## Introduction to Probability Models

Lecture 11

Qi Wang, Department of Statistics

Sep 15, 2017

## Some Concepts

**Variable:** a variable is an alphabetic character representing a number,
called the value of the variable, which is either arbitrary, not fully specified or unknown

**Quantitative:**
Variable that can be expressed as a number, or quantified

**Qualitative:**
Variable that can't be expressed as a number, or quantified

### Examples

- The age of your car. (Quantitative.)
- The number of hairs on your knuckle. (Quantitative.)
- The softness of a cat. (Qualitative.)
- The color of the sky. (Qualitative.)
- The number of pennies in your pocket. (Quantitative.)

### Random Variable

**Definition:**the value obtained from an experiment has an associated probability
- It is usually abbreviated as RV
**Discrete Random Variable:** coutable number of values
**Continuous Random Variable:**can take on any value in a range

### Probability Mass Function

**Definition:**a function that gives the probability that a
**discrete** random variable is exactly equal to some value.
- It is usually abbreviated as PMF

### Example 1

Flip a fair coin 3 times, let X = the number of heads

- Write out the PMF for X.
- If the coin is no longer fair and P(H) = .7, write out the PMF.

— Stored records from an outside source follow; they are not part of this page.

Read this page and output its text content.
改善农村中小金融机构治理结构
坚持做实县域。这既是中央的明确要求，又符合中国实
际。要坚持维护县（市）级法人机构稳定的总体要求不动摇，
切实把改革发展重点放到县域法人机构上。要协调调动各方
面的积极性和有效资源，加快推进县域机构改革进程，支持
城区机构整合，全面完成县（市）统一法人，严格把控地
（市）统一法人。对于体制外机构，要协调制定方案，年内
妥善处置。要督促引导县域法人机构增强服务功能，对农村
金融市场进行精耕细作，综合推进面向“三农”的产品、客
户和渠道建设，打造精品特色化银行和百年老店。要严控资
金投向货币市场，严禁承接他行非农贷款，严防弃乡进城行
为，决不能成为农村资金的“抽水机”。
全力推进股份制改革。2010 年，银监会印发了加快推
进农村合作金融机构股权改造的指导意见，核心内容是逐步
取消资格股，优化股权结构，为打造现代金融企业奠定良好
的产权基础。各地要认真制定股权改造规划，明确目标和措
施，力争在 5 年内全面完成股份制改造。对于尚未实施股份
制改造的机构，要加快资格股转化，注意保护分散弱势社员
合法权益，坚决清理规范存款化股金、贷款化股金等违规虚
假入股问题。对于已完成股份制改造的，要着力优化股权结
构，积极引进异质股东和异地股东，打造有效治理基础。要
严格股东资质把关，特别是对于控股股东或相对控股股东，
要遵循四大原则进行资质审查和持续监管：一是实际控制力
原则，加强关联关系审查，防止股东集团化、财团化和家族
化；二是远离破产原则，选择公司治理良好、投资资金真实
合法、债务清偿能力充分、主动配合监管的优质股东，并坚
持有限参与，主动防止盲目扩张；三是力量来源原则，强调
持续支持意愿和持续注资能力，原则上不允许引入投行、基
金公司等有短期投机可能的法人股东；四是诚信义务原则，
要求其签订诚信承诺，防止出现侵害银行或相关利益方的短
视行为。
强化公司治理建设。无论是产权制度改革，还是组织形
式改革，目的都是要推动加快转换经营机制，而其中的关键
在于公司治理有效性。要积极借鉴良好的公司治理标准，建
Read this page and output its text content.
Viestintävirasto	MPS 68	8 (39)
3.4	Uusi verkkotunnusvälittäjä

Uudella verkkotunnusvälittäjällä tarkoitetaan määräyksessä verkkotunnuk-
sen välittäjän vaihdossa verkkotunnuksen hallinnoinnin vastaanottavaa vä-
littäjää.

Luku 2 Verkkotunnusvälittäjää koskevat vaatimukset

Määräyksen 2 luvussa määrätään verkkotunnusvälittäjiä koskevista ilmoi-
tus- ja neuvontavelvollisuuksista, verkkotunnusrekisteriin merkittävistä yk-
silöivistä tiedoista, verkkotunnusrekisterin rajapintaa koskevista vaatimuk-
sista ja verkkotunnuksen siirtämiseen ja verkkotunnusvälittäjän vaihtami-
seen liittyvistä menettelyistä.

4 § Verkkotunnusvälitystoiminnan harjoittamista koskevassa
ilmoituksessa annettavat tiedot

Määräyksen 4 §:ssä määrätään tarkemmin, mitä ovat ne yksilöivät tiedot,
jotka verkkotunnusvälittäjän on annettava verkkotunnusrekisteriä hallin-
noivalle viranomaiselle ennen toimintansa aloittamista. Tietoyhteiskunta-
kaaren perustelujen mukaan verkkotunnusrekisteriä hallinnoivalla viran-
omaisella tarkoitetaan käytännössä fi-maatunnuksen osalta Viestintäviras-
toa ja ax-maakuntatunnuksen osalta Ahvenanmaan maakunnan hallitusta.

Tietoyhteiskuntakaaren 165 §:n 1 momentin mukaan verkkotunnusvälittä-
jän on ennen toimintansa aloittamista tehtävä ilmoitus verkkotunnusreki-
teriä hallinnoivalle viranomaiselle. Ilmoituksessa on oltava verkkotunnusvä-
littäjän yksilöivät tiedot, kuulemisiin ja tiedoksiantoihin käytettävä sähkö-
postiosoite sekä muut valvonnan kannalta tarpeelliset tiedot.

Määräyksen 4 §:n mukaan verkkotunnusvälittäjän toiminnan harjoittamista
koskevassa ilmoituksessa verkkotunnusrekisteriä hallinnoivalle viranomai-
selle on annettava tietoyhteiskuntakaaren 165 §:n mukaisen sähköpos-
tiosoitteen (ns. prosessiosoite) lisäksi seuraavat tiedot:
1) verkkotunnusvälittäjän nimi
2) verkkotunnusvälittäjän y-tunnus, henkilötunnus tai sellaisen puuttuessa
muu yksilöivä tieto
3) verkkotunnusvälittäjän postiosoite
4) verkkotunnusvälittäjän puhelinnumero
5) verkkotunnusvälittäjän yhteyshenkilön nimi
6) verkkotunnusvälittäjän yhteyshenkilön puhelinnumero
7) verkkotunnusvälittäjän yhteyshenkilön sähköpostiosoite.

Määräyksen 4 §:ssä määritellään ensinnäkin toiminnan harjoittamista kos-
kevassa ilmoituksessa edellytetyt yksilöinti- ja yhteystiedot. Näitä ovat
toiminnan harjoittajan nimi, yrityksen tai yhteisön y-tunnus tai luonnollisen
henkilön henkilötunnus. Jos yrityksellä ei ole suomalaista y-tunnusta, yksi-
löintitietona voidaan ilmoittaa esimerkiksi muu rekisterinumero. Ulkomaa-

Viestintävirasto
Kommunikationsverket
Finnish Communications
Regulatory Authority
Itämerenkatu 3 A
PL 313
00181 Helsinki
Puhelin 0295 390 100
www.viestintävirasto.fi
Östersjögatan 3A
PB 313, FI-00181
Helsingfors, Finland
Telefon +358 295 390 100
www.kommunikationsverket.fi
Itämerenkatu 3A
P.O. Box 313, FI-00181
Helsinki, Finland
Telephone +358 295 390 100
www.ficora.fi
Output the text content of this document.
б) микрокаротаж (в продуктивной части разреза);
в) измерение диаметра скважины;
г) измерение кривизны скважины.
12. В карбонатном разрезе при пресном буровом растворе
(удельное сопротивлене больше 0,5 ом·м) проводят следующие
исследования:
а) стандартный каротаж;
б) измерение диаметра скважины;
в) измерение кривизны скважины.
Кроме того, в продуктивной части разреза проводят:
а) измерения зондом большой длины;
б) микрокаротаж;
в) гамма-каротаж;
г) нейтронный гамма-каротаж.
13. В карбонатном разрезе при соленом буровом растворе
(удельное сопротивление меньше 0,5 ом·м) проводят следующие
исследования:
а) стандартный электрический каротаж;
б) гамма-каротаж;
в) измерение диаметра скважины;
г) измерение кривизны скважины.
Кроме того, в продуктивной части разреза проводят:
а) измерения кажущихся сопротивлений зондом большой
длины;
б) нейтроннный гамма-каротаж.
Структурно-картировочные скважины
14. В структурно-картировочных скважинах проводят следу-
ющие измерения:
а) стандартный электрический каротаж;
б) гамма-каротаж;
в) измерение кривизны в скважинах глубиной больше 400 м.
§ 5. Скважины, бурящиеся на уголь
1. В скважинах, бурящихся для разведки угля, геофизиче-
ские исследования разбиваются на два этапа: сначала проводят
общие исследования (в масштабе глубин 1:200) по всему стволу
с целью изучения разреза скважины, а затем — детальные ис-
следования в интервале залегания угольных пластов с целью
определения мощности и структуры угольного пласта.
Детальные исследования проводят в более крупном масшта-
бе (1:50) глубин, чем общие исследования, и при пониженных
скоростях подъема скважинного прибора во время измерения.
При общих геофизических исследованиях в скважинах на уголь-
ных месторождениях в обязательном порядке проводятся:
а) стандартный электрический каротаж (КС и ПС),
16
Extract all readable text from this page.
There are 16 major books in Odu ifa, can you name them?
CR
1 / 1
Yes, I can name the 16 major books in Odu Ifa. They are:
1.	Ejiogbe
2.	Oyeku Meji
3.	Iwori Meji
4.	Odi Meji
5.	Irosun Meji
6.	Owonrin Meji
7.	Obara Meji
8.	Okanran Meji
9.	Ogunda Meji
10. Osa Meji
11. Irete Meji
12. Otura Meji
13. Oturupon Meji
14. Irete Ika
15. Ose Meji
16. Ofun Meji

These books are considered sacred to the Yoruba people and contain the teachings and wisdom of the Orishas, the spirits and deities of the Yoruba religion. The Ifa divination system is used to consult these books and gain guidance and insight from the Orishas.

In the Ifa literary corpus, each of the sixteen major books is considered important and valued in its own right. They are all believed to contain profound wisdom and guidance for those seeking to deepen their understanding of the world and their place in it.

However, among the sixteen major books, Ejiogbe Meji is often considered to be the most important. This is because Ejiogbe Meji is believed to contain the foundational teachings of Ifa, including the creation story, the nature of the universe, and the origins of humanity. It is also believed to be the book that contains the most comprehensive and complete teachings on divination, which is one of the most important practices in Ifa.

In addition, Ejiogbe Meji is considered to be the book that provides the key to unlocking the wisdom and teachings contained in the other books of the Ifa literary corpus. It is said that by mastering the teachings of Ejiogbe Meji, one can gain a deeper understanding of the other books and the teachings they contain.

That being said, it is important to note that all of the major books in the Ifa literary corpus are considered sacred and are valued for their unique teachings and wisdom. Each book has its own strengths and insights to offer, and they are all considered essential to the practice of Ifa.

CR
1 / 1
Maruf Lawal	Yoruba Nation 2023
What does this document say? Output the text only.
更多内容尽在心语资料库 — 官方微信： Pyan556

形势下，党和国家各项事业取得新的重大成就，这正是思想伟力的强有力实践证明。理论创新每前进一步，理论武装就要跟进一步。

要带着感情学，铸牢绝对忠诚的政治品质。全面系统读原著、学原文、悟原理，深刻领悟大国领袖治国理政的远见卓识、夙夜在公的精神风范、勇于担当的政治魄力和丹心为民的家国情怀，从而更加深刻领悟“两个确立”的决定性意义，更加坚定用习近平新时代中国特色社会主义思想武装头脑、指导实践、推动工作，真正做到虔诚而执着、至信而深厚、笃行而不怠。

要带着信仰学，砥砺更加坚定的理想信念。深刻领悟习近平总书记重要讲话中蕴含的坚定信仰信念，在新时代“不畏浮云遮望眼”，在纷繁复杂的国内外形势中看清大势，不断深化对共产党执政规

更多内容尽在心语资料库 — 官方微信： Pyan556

### Some properties of the PMF

- For every x, $0 \le p_X(x) \le 1$
- $\sum_x{p_X(x)} = 1$

### Example 2

$X \sim p_X(x) = P(X = x) = k(5 - x), x \in \{0, 1, 2, 3, 4\}$

- Find the value of k that makes $p_X(x)$ a legitimate/valid probability model
- Find $P(1\le X\le 3)$
- Find $P(X<3|X\ne 0)$
- Find $P(2\le X\le 4 | 0 < X < 4)$